If the portable terminal 1 does not store a head-related transfer function corresponding to the same position as the sound source position information included in the audio data, a plurality of head-related transfer functions corresponding to position information close to the position indicated by the sound source position information may be stored. Panning may be performed using a transfer function. For example, if the sound source position information is in the direction of 45 degrees to the right front (when the front direction is 0 degrees), the mobile terminal 1 reads two head-related transfer functions of 60 degrees to the front right and 30 degrees to the front right. . The mobile terminal 1 convolves the two head-related transfer functions with the audio signal.
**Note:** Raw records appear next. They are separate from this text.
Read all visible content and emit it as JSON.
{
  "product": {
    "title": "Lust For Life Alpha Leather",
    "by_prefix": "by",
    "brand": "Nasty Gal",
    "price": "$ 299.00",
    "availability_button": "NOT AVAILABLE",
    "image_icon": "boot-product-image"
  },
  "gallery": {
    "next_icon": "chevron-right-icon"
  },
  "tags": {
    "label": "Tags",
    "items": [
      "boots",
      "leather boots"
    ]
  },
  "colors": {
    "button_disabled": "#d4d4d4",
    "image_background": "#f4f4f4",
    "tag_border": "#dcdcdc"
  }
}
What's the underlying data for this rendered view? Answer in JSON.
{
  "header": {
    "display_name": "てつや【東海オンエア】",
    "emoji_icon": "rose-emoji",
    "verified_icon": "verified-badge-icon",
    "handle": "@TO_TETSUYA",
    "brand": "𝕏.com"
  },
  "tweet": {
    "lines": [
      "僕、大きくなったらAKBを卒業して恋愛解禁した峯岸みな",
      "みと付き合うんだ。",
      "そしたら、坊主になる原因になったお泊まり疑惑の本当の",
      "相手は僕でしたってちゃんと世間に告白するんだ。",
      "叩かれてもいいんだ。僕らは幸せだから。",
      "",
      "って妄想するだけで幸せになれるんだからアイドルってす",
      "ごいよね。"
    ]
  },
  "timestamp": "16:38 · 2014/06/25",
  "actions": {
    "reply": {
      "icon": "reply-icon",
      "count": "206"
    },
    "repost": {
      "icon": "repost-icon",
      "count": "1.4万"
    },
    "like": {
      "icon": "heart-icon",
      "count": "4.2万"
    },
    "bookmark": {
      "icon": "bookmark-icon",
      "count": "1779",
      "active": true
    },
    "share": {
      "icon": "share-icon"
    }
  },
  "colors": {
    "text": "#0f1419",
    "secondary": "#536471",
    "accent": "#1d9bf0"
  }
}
As a result, the user 5 listens to the sound of the same sound source at the same volume from the two directions of 60 degrees to the front right and 30 degrees to the front right, and thus obtains a sense of localization of the sound image in the direction of 45 degrees to the front right. In addition, the mobile terminal 1 convolves a plurality of head-related transfer functions into the audio signal, and performs panning processing for adjusting the volume balance of each audio signal after convolution, so that the head corresponding to the same position as the sound source position information. Even if the transfer function is not stored, the sound image can be localized at an appropriate position. The processing described above is an example of the processing of the head-related transfer function.

By the way, when the headphones 2 are used and the sound image is localized using the head-related transfer function, it is sometimes difficult to localize the sound image. For example, when using the headphones 2, as shown in FIG. 2, if the sound source is included in an area A1 (for example, position P1) in front of the parietal direction of the user 5, localization of the sound image becomes difficult. In particular, when the sound source is included in an area A1 in front of the parietal direction of the user 5 as shown in FIG. Orientation also affects vision. Since the sound image localization by the head-related transfer function is a virtual localization, the user 5 cannot actually see the object corresponding to the sound source in the area A1. Therefore, even when the sound source is located in the area A1, the user 5 may not be able to perceive the sound image of the sound source existing in the area A1 and may perceive it as the headphone (head) position.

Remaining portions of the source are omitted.